Me faz lembrar o importante papel da quadrilha internacional ao início das hidrelétricas de Belo Monte e Jirau, sem falar na formidável campanha contra as PETs, que iriam ajudar a afogar todas as baleias e tubarões do Oceano Pacífico.
No dia em que este grupelho fizer campanha cerrada contra algumas das inúmeras atividades irregulares da Monsanto, começarei a mudar a minha opinião;
Marly
22 de agosto de 2014 6:32 pmAssino embaixo, Alfredo!
É isso aí!!!
Luiz C
22 de agosto de 2014 4:12 pm“No balanço dos últimos
“No balanço dos últimos quatro anos do que foi feito no estado de São Paulo em relação ao investimento em transporte público, por exemplo, apenas 13% do que havia sido prometido de expansão do metrô virou realidade. O governo federal, por sua vez, repetiu o papel de transferir a responsabilidade. Limitou-se a acompanhar passivamente a incapacidade dos entes estaduais e municipais de não aplicar os recursos transferidos pela União para desenvolver e executar os projetos de mobilidade urbana. Tanto é que, dos cerca de R$150 bilhões prometidos nos últimos anos, aproximadamente 30% foi de fato convertido em melhorias para a população.”

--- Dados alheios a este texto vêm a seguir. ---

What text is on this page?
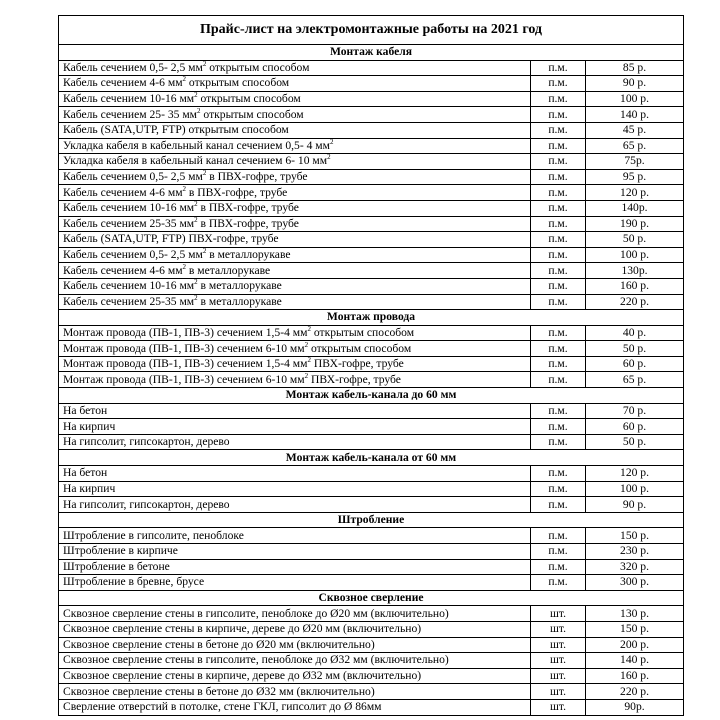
Прайс-лист на электромонтажные работы на 2021 год		
Монтаж кабеля		
Кабель сечением 0,5- 2,5 $мм^2$ открытым способом	п.м.	85 р.
Кабель сечением 4-6 $мм^2$ открытым способом	п.м.	90 р.
Кабель сечением 10-16 $мм^2$ открытым способом	п.м.	100 р.
Кабель сечением 25- 35 $мм^2$ открытым способом	п.м.	140 р.
Кабель (SATA,UTP, FTP) открытым способом	п.м.	45 р.
Укладка кабеля в кабельный канал сечением 0,5- 4 $мм^2$	п.м.	65 р.
Укладка кабеля в кабельный канал сечением 6- 10 $мм^2$	п.м.	75р.
Кабель сечением 0,5- 2,5 $мм^2$ в ПВХ-гофре, трубе	п.м.	95 р.
Кабель сечением 4-6 $мм^2$ в ПВХ-гофре, трубе	п.м.	120 р.
Кабель сечением 10-16 $мм^2$ в ПВХ-гофре, трубе	п.м.	140р.
Кабель сечением 25-35 $мм^2$ в ПВХ-гофре, трубе	п.м.	190 р.
Кабель (SATA,UTP, FTP) ПВХ-гофре, трубе	п.м.	50 р.
Кабель сечением 0,5- 2,5 $мм^2$ в металлорукаве	п.м.	100 р.
Кабель сечением 4-6 $мм^2$ в металлорукаве	п.м.	130р.
Кабель сечением 10-16 $мм^2$ в металлорукаве	п.м.	160 р.
Кабель сечением 25-35 $мм^2$ в металлорукаве	п.м.	220 р.
Монтаж провода		
Монтаж провода (ПВ-1, ПВ-3) сечением 1,5-4 $мм^2$ открытым способом	п.м.	40 р.
Монтаж провода (ПВ-1, ПВ-3) сечением 6-10 $мм^2$ открытым способом	п.м.	50 р.
Монтаж провода (ПВ-1, ПВ-3) сечением 1,5-4 $мм^2$ ПВХ-гофре, трубе	п.м.	60 р.
Монтаж провода (ПВ-1, ПВ-3) сечением 6-10 $мм^2$ ПВХ-гофре, трубе	п.м.	65 р.
Монтаж кабель-канала до 60 мм		
На бетон	п.м.	70 р.
На кирпич	п.м.	60 р.
На гипсолит, гипсокартон, дерево	п.м.	50 р.
Монтаж кабель-канала от 60 мм		
На бетон	п.м.	120 р.
На кирпич	п.м.	100 р.
На гипсолит, гипсокартон, дерево	п.м.	90 р.
Штробление		
Штробление в гипсолите, пеноблоке	п.м.	150 р.
Штробление в кирпиче	п.м.	230 р.
Штробление в бетоне	п.м.	320 р.
Штробление в бревне, брусе	п.м.	300 р.
Сквозное сверление		
Сквозное сверление стены в гипсолите, пеноблоке до Ø20 мм (включительно)	шт.	130 р.
Сквозное сверление стены в кирпиче, дереве до Ø20 мм (включительно)	шт.	150 р.
Сквозное сверление стены в бетоне до Ø20 мм (включительно)	шт.	200 р.
Сквозное сверление стены в гипсолите, пеноблоке до Ø32 мм (включительно)	шт.	140 р.
Сквозное сверление стены в кирпиче, дереве до Ø32 мм (включительно)	шт.	160 р.
Сквозное сверление стены в бетоне до Ø32 мм (включительно)	шт.	220 р.
Сверление отверстий в потолке, стене ГКЛ, гипсолит до Ø 86мм	шт.	90р.
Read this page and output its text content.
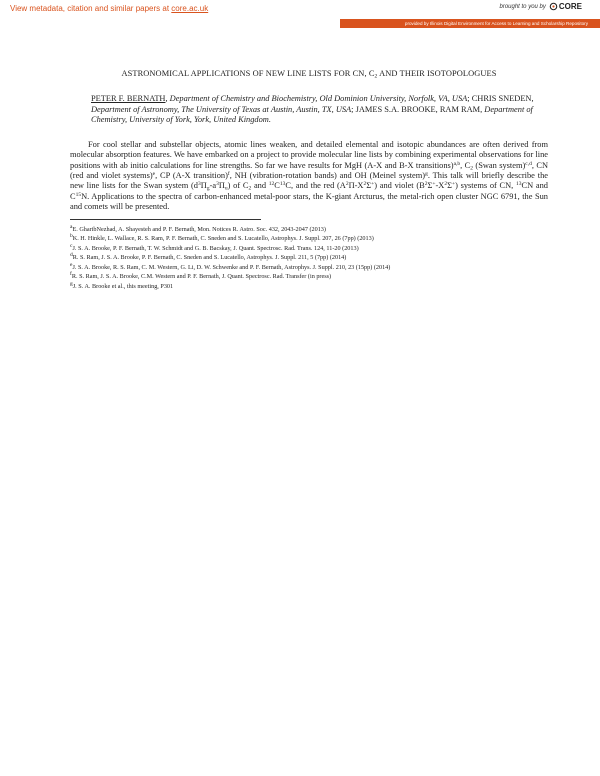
View metadata, citation and similar papers at core.ac.uk	brought to you by CORE
provided by Illinois Digital Environment for Access to Learning and Scholarship Repository

ASTRONOMICAL APPLICATIONS OF NEW LINE LISTS FOR CN, $C_2$ AND THEIR ISOTOPOLOGUES

PETER F. BERNATH, Department of Chemistry and Biochemistry, Old Dominion University, Norfolk, VA, USA; CHRIS SNEDEN, Department of Astronomy, The University of Texas at Austin, Austin, TX, USA; JAMES S.A. BROOKE, RAM RAM, Department of Chemistry, University of York, York, United Kingdom.

For cool stellar and substellar objects, atomic lines weaken, and detailed elemental and isotopic abundances are often derived from molecular absorption features. We have embarked on a project to provide molecular line lists by combining experimental observations for line positions with ab initio calculations for line strengths. So far we have results for MgH (A-X and B-X transitions)$^{a,b}$, $C_2$ (Swan system)$^{c,d}$, CN (red and violet systems)$^e$, CP (A-X transition)$^f$, NH (vibration-rotation bands) and OH (Meinel system)$^g$. This talk will briefly describe the new line lists for the Swan system $(d^3\Pi_g-a^3\Pi_u)$ of $C_2$ and $^{12}C^{13}C$, and the red $(A^2\Pi-X^2\Sigma^+)$ and violet $(B^2\Sigma^+-X^2\Sigma^+)$ systems of CN, $^{13}$CN and $C^{15}N$. Applications to the spectra of carbon-enhanced metal-poor stars, the K-giant Arcturus, the metal-rich open cluster NGC 6791, the Sun and comets will be presented.

$^a$E. GharibNezhad, A. Shayesteh and P. F. Bernath, Mon. Notices R. Astro. Soc. 432, 2043-2047 (2013)
$^b$K. H. Hinkle, L. Wallace, R. S. Ram, P. F. Bernath, C. Sneden and S. Lucatello, Astrophys. J. Suppl. 207, 26 (7pp) (2013)
$^c$J. S. A. Brooke, P. F. Bernath, T. W. Schmidt and G. B. Bacskay, J. Quant. Spectrosc. Rad. Trans. 124, 11-20 (2013)
$^d$R. S. Ram, J. S. A. Brooke, P. F. Bernath, C. Sneden and S. Lucatello, Astrophys. J. Suppl. 211, 5 (7pp) (2014)
$^e$J. S. A. Brooke, R. S. Ram, C. M. Western, G. Li, D. W. Schwenke and P. F. Bernath, Astrophys. J. Suppl. 210, 23 (15pp) (2014)
$^f$R. S. Ram, J. S. A. Brooke, C.M. Western and P. F. Bernath, J. Quant. Spectrosc. Rad. Transfer (in press)
$^g$J. S. A. Brooke et al., this meeting, P301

Pacto federativo, me perdoem, é o caralho!
Não é como se a União pudesse chegar em São Paulo, e, em obras de sua competência, emitir glorioso despacho: “cumpra-se, incontinenti!”

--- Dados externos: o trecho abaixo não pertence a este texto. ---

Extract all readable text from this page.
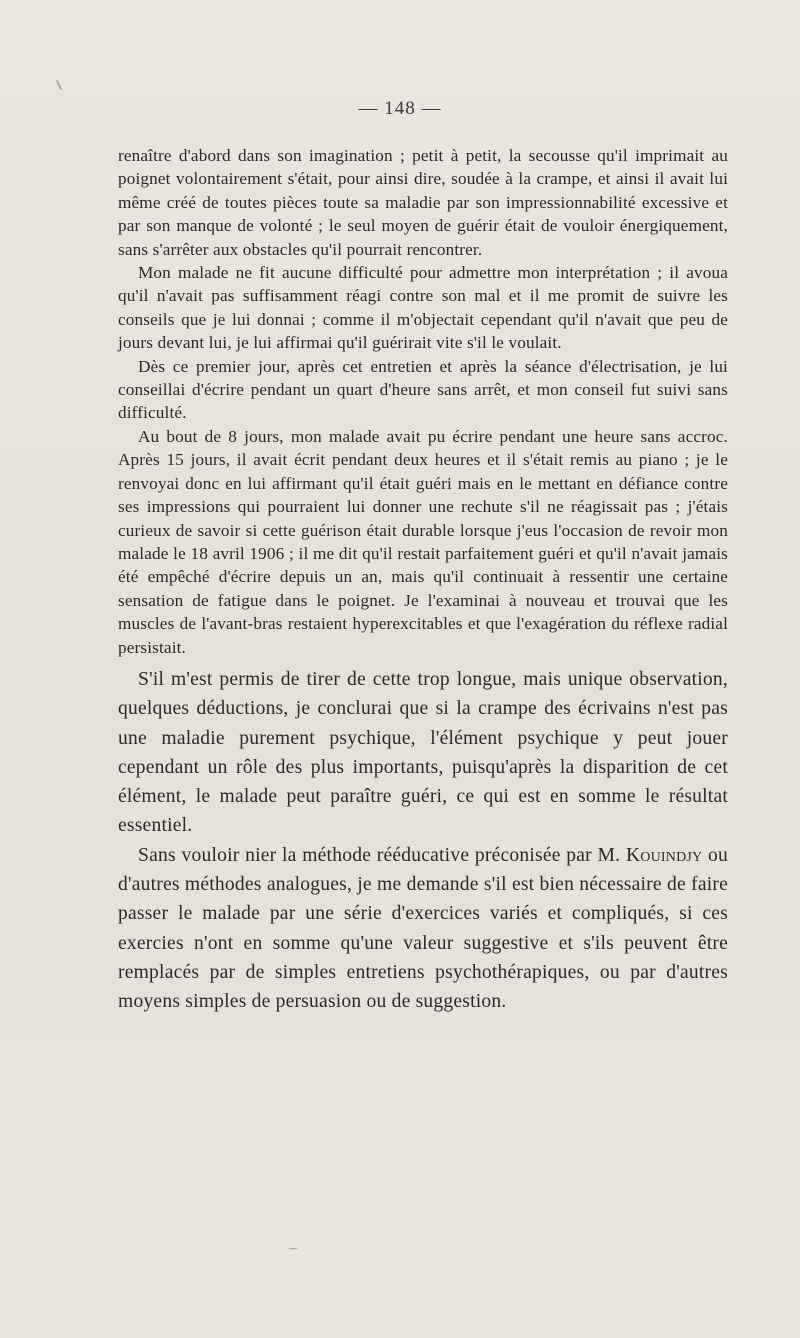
— 148 —

renaître d'abord dans son imagination ; petit à petit, la secousse qu'il imprimait au poignet volontairement s'était, pour ainsi dire, soudée à la crampe, et ainsi il avait lui même créé de toutes pièces toute sa maladie par son impressionnabilité excessive et par son manque de volonté ; le seul moyen de guérir était de vouloir énergiquement, sans s'arrêter aux obstacles qu'il pourrait rencontrer.

Mon malade ne fit aucune difficulté pour admettre mon interprétation ; il avoua qu'il n'avait pas suffisamment réagi contre son mal et il me promit de suivre les conseils que je lui donnai ; comme il m'objectait cependant qu'il n'avait que peu de jours devant lui, je lui affirmai qu'il guérirait vite s'il le voulait.

Dès ce premier jour, après cet entretien et après la séance d'électrisation, je lui conseillai d'écrire pendant un quart d'heure sans arrêt, et mon conseil fut suivi sans difficulté.

Au bout de 8 jours, mon malade avait pu écrire pendant une heure sans accroc. Après 15 jours, il avait écrit pendant deux heures et il s'était remis au piano ; je le renvoyai donc en lui affirmant qu'il était guéri mais en le mettant en défiance contre ses impressions qui pourraient lui donner une rechute s'il ne réagissait pas ; j'étais curieux de savoir si cette guérison était durable lorsque j'eus l'occasion de revoir mon malade le 18 avril 1906 ; il me dit qu'il restait parfaitement guéri et qu'il n'avait jamais été empêché d'écrire depuis un an, mais qu'il continuait à ressentir une certaine sensation de fatigue dans le poignet. Je l'examinai à nouveau et trouvai que les muscles de l'avant-bras restaient hyperexcitables et que l'exagération du réflexe radial persistait.

S'il m'est permis de tirer de cette trop longue, mais unique observation, quelques déductions, je conclurai que si la crampe des écrivains n'est pas une maladie purement psychique, l'élément psychique y peut jouer cependant un rôle des plus importants, puisqu'après la disparition de cet élément, le malade peut paraître guéri, ce qui est en somme le résultat essentiel.

Sans vouloir nier la méthode rééducative préconisée par M. Kouindjy ou d'autres méthodes analogues, je me demande s'il est bien nécessaire de faire passer le malade par une série d'exercices variés et compliqués, si ces exercies n'ont en somme qu'une valeur suggestive et s'ils peuvent être remplacés par de simples entretiens psychothérapiques, ou par d'autres moyens simples de persuasion ou de suggestion.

A Constituição impõe vários limites à interferência de um ente federativo em outro. Respeitar eles não é sinal de incompetência e sim, pelo contrário, de respeito à democracia e à Constituição.
PauloBR
22 de agosto de 2014 4:52 pmEquação
Soros nas sombras, Greenpeace na ribalta. Agora juntam Dilma e Alckmin para desacreditar os dois perante seus eleitores. A aposta é alta. Tudo por Marina.
F.Füllgraf
22 de agosto de 2014 6:36 pmGreen Washing
Quem desejar se aprofundar sobre o Greenpeace com algumas leituras subsidiárias, recomendo, primeiramente,
os seguintes links.
Aqui no Chile, o Greenpeace apoiou a famigerada Ley de Pesca (2012), que entregou 90% dos recursos pesqueiros a 7 mega-empreendimentos familiares.

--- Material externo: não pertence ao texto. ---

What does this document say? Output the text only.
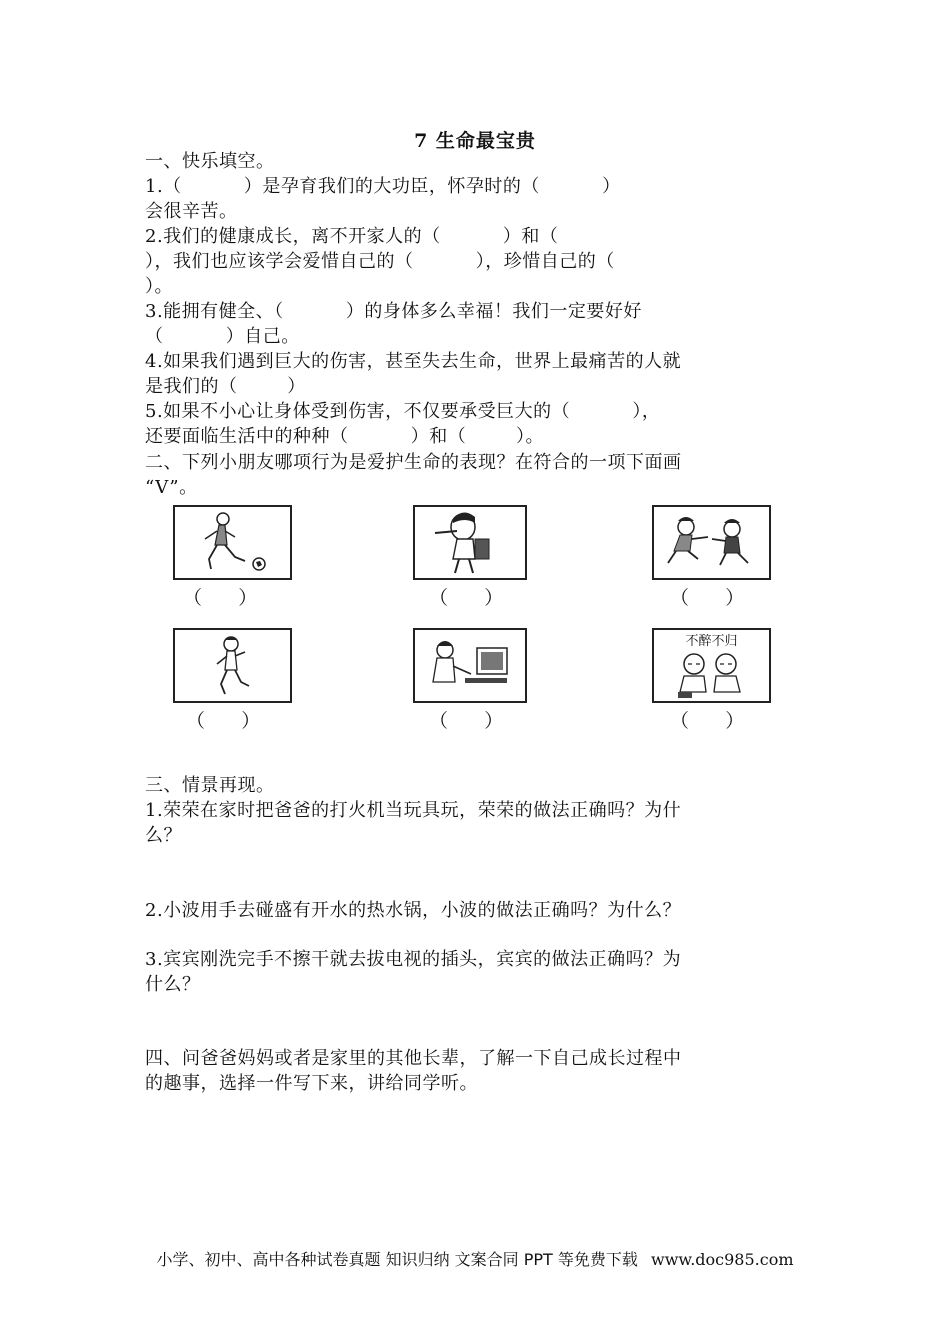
7 生命最宝贵
一、快乐填空。
1.（          ）是孕育我们的大功臣，怀孕时的（          ）
会很辛苦。
2.我们的健康成长，离不开家人的（          ）和（
），我们也应该学会爱惜自己的（          ），珍惜自己的（
）。
3.能拥有健全、（          ）的身体多么幸福！我们一定要好好
（          ）自己。
4.如果我们遇到巨大的伤害，甚至失去生命，世界上最痛苦的人就
是我们的（        ）
5.如果不小心让身体受到伤害，不仅要承受巨大的（          ），
还要面临生活中的种种（          ）和（        ）。
二、下列小朋友哪项行为是爱护生命的表现？在符合的一项下面画
“V”。
（      ）	（      ）	（      ）
不醉不归
（      ）	（      ）	（      ）
三、情景再现。
1.荣荣在家时把爸爸的打火机当玩具玩，荣荣的做法正确吗？为什
么？
2.小波用手去碰盛有开水的热水锅，小波的做法正确吗？为什么？
3.宾宾刚洗完手不擦干就去拔电视的插头，宾宾的做法正确吗？为
什么？
四、问爸爸妈妈或者是家里的其他长辈，了解一下自己成长过程中
的趣事，选择一件写下来，讲给同学听。
小学、初中、高中各种试卷真题 知识归纳 文案合同 PPT 等免费下载 www.doc985.com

Pescadores artesanales critican apoyo de Greenpeace a la Ley de Pesca
http://www.publimetro.cl/nota/economia/pescadores-artesanales-critican-apoyo-de-greenpeace-a-la-ley-de-pesca/matlkl!98K9V_NevC_Y6sbGCPFRbA/
Greenpeace – Un oscuro negocio[…]
http://www.taringa.net/posts/noticias/5157760/Greenpeace—Un-oscuro-negocio.html
GREENPEACE
Mad Max y sus
Guerreros del Arco Iris
http://www.mitosyfraudes.org/INDICE/CAP15-Green.htm
Marly
22 de agosto de 2014 6:37 pmAgora é hora…
Porque só agora os ” GREEN” estão colocando as asinhas de fora? Agora vale entrar na briga… Só não vê quem não quer…
Orlando Soares Varêda
22 de agosto de 2014 7:12 pmSão uns trapaceiros
São uns trapaceiros espertosos donos e criadores dessa poderosa maracutaia midiática Greenpeace. Vendem seu peixe. Ao tempo em que, funciona como eficiente biombo (cortina de fumaça), mantendo em certa penumbra os crimes mais graves e abjetos de seus provedores. Aproveitam o que seria utilização de trabalho escravo. Como ação voluntária. No interregno, sobra oba, oba e entretenimento para filhos e afilhados da burguesia desocupada, se exercitarem praticando “esportes radicais” de baixo risco, em vez de se esbaldarem em rebolativas baladas regadas a ligantes e revigorantes eterodoxos. Aliás, o neto de Tancredo, faria melhor, tomando seu “gatorrede” numa balada dessas.
Orlando
Cristiana Castro
22 de agosto de 2014 7:22 pmSoros, resolveu dar as caras
Soros, resolveu dar as caras na campanha de desestabilização do país, definitivamente. Agora o Greenpeace vem com o enredo mobilidade urbana… Partiram para o tudo ou nada, mesmo; sem disfarces.
Gão
22 de agosto de 2014 7:30 pmSó que não. Haddad não pode andar na “ciclopassarela” de Alckmin
Surreal! Haddad tem mais mais um choque com a gestão tucana, a ciclopassarela onde não se pode pedalar.
[video:https://www.youtube.com/watch?v=tH3z44Il-9c width:640]
Cuidado Haddad que empurram mesmo, tão adorando ver político por aí caindo do céu.
Eles escondem o Padilha pra botar o Alckmin como parceirão da Dilma. Lembrando que tem tucano como representante dessa ong no Brasil e ao mesmo tempo na campanha da Marina, essa “reação” é jogo de cena.